DCMS: Gambling Industry Yet to Recover Pre-Pandemic Workforce Numbers

The Department for Digital, Culture, Media, and Sport (DCMS) has published an upgraded version of the report covering workforce estimates for January-December 2021. According to the data, UK’s gambling industry failed to go back to its total workforce numbers prior to the start of the pandemic. The same data revealed a series of important discrepancies in earnings and the total number of jobs. Let’s have a closer look at some of the most important data in the report. 

Lower Median Hourly Rates 

Data from the DCMS Sectors Economic Estimates report is used to explore the workforce of those industries supervised by the government, gambling and sports included. According to their latest numbers, employees in the sports and gambling segments were the only ones that recorded lower median hourly pay rates compared to the national average.

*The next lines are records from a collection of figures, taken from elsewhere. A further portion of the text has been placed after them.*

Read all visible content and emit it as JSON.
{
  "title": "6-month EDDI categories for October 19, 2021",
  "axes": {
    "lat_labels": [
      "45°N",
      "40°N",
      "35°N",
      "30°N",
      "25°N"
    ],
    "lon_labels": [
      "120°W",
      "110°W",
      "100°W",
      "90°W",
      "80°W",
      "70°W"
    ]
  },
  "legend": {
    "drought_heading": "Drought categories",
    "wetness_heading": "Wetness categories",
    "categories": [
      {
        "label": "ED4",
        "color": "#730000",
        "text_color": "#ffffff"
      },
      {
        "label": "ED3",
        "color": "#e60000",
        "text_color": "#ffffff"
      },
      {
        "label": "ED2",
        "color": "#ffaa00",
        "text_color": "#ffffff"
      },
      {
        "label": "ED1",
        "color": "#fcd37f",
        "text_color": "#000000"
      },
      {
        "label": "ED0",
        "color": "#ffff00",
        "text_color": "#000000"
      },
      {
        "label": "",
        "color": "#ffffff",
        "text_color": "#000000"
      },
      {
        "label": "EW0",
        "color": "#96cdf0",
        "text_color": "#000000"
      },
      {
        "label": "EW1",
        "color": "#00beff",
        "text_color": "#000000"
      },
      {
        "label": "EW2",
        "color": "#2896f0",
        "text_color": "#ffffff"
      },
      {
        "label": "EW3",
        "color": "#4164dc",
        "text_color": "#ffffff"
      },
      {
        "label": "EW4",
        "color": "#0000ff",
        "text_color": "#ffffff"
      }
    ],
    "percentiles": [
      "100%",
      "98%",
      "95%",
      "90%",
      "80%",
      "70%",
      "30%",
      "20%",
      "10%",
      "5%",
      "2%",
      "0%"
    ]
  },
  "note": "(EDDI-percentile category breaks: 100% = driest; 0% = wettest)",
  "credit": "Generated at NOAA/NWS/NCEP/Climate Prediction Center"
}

This covers all DCMS sectors, including tourism. The official median hourly for employees in the gambling field was £10.64 ($13), which was 21.2% lower compared to the national average. In the sports field, the estimated median hourly pay was £10.00 ($12.27) throughout 2021, signaling a 26% drop compared to the domestic average.

Gender Pay Gap Figures for 2021: 6.3% Gap for Gambling, 12.8% for Sports 

The DCMS found that of all individual sectors, tourism excluded, the smallest recorded gender pay gap belonged to the gambling industry. In 2021, the gap reached 6.33. This means that for every £1 ($1.23) that a male employee in the sector earned last year, a female employee earned £0.94 ($1.15). At the same time, for every £1 ($1.23) earned by a person who did not suffer from any kind of disability, a person suffering from a disability earned £0.99 ($1.22). This showed a disability pay gap of 1% in the gambling sector.

As for sports, this sector recorded a 12.8% gender pay gap last year. This translates as follows: for every £1 ($1.23) earned by a male employee in the sports field, a female counterpart earned £0.87 ($1.07). More, for every £1 ($1.23) earned by a sports industry employee who did not suffer from any form of disability, a disabled employee earned £0.92 ($1.13), showcasing a 7.8% disability pay gap.

Number of Jobs, Down 4% in 2021 

The gambling industry recorded 73,000 jobs in total, which is a 4% drop in numbers compared to the 2020 figures before the pandemic. Of these jobs, 41.7% were attributed to female employees, which was 6.4% lower than the domestic average. The gambling industry also failed to meet UK’s average in terms of ethnic minority group employment. This segment only reached 12.3%, down 0.9%  from the national average. The sports sector recorded 46% jobs filled by female employees, 14.1% people with disabilities, and 8.1% employees belonging to ethnic minority groups. At the same time, the gambling sector went over the national average in terms of jobs for people with disabilities by 20.8%. 

According to the UK Gambling Commission’s “Path to Play” study in June, the average British gamer spends around £70 ($87) each week on a variety of gambling alternatives.